To fix this, try setting `--rfc2136-host` to the "actual" hostname of your DNS server.
### Insecure Updates
#### DNS-side configuration
1. Create a DNS zone
2. Enable insecure dynamic updates for the zone
3. Enable Zone Transfers to all servers and/or other domains
#### `external-dns` configuration
You'll want to configure `external-dns` similarly to the following:
```text
...
- --provider=rfc2136
- --rfc2136-host=192.168.0.1
- --rfc2136-port=53
- --rfc2136-zone=k8s.example.org
- --rfc2136-zone=k8s.your-zone.org
- --rfc2136-insecure
- --rfc2136-tsig-axfr # needed to enable zone transfers, which is required for deletion of records.
...
```
## DNS Over TLS (RFCs 7858 and 9103)
If your DNS server does zone transfers over TLS, you can instruct `external-dns` to connect over TLS with the following flags:
- `--rfc2136-use-tls` Will enable TLS for both zone transfers and for updates.

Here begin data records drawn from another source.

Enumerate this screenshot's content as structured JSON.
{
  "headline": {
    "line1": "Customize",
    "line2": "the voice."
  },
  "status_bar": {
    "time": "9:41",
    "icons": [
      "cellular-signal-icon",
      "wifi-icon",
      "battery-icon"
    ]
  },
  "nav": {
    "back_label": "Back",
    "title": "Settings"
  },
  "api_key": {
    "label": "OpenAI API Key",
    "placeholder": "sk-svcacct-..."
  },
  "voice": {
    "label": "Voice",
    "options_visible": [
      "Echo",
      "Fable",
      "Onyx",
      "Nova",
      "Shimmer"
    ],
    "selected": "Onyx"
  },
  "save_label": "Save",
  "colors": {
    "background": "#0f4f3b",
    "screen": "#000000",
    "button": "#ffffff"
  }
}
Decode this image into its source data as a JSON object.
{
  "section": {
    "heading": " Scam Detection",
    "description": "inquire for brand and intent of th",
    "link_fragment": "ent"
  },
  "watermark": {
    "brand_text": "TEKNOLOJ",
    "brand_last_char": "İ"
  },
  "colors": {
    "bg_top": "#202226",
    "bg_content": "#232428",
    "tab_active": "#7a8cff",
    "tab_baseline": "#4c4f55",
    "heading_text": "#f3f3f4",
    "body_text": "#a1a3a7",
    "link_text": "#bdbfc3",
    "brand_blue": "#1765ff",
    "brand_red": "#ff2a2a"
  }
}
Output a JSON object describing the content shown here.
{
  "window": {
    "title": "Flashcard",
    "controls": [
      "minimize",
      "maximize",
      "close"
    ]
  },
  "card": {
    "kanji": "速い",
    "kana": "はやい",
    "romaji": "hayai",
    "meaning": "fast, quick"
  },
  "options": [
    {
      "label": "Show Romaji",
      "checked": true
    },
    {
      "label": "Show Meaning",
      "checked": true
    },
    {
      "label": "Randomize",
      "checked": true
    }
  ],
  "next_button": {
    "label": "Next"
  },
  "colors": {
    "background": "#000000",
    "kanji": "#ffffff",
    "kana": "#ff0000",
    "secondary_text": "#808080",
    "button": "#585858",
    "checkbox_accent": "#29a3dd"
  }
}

- `--tls-ca=<cert-file>` Is the path to a file containing certificate(s) that can be used to verify the DNS server
- `--tls-client-cert=<client-cert-file>` and
- `--tls-client-cert-key=<client-key-file>` Set the client certificate and key for mutual verification
- `--rfc2136-skip-tls-verify` Disables verification of the certificate supplied by the DNS server.
It is currently not supported to do only zone transfers over TLS, but not the updates. They are enabled and disabled together.
## Configuring RFC2136 Provider with Multiple Hosts and Load Balancing
This section describes how to configure the RFC2136 provider in ExternalDNS to support multiple DNS servers and load balancing options.
### Enhancements Overview
The RFC2136 provider now supports multiple DNS hosts and introduces load balancing options to distribute DNS update requests evenly across available DNS servers. This helps prevent a single server from becoming a bottleneck in environments with multiple DNS servers.
### Configuration Steps
1. **Allow Multiple Hosts for `--rfc2136-host`**
- Modify the `--rfc2136-host` command-line option to accept multiple hosts.
- Example: `--rfc2136-host="dns-host-1.yourdomain.com" --rfc2136-host="dns-host-2.yourdomain.com"`
2. **Introduce Load Balancing Options**
- Add a new command-line option `--rfc2136-load-balancing-strategy` to specify the load balancing strategy.
- Supported options:
- `round-robin`: Distributes DNS updates evenly across all specified hosts in a round-robin manner.
- `random`: Randomly selects a host for each DNS update.
- `disabled` (default): Uses the first host in the list as the primary, only moving to the next host if a failure occurs.
### Example Configuration
```shell
external-dns \
--provider=rfc2136 \
--rfc2136-host="dns-host-1.yourdomain.com" \
--rfc2136-host="dns-host-2.yourdomain.com" \
--rfc2136-host="dns-host-3.yourdomain.com" \
--rfc2136-load-balancing-strategy="round-robin" \
--rfc2136-port=53 \
--rfc2136-zone=example.com \
--rfc2136-tsig-secret-alg=hmac-sha256 \
--rfc2136-tsig-keyname=example-key \
--rfc2136-tsig-secret=example-secret \
--rfc2136-insecure
```
### Helm
```yaml
extraArgs:
- --rfc2136-host="dns-host-1.yourdomain.com"
- --rfc2136-port=53
- --rfc2136-zone=example.com
- --rfc2136-tsig-secret-alg=hmac-sha256
- --rfc2136-tsig-axfr
env:
- name: "EXTERNAL_DNS_RFC2136_TSIG_SECRET"
valueFrom:
secretKeyRef:
name: rfc2136-keys
key: rfc2136-tsig-secret
- name: "EXTERNAL_DNS_RFC2136_TSIG_KEYNAME"
valueFrom:
secretKeyRef:
name: rfc2136-keys
key: rfc2136-tsig-keyname
```
#### Secret creation
```shell
kubectl create secret generic rfc2136-keys --from-literal=rfc2136-tsig-secret='xxx' --from-literal=rfc2136-tsig-keyname='k8s-external-dns-key' -n external-dns
```
### Benefits
- Distributes the load of DNS updates across multiple data centers, preventing any single DC from becoming a bottleneck.
- Provides flexibility to choose different load balancing strategies based on the environment and requirements.
- Improves the resilience and reliability of DNS updates by introducing a retry mechanism with a list of hosts.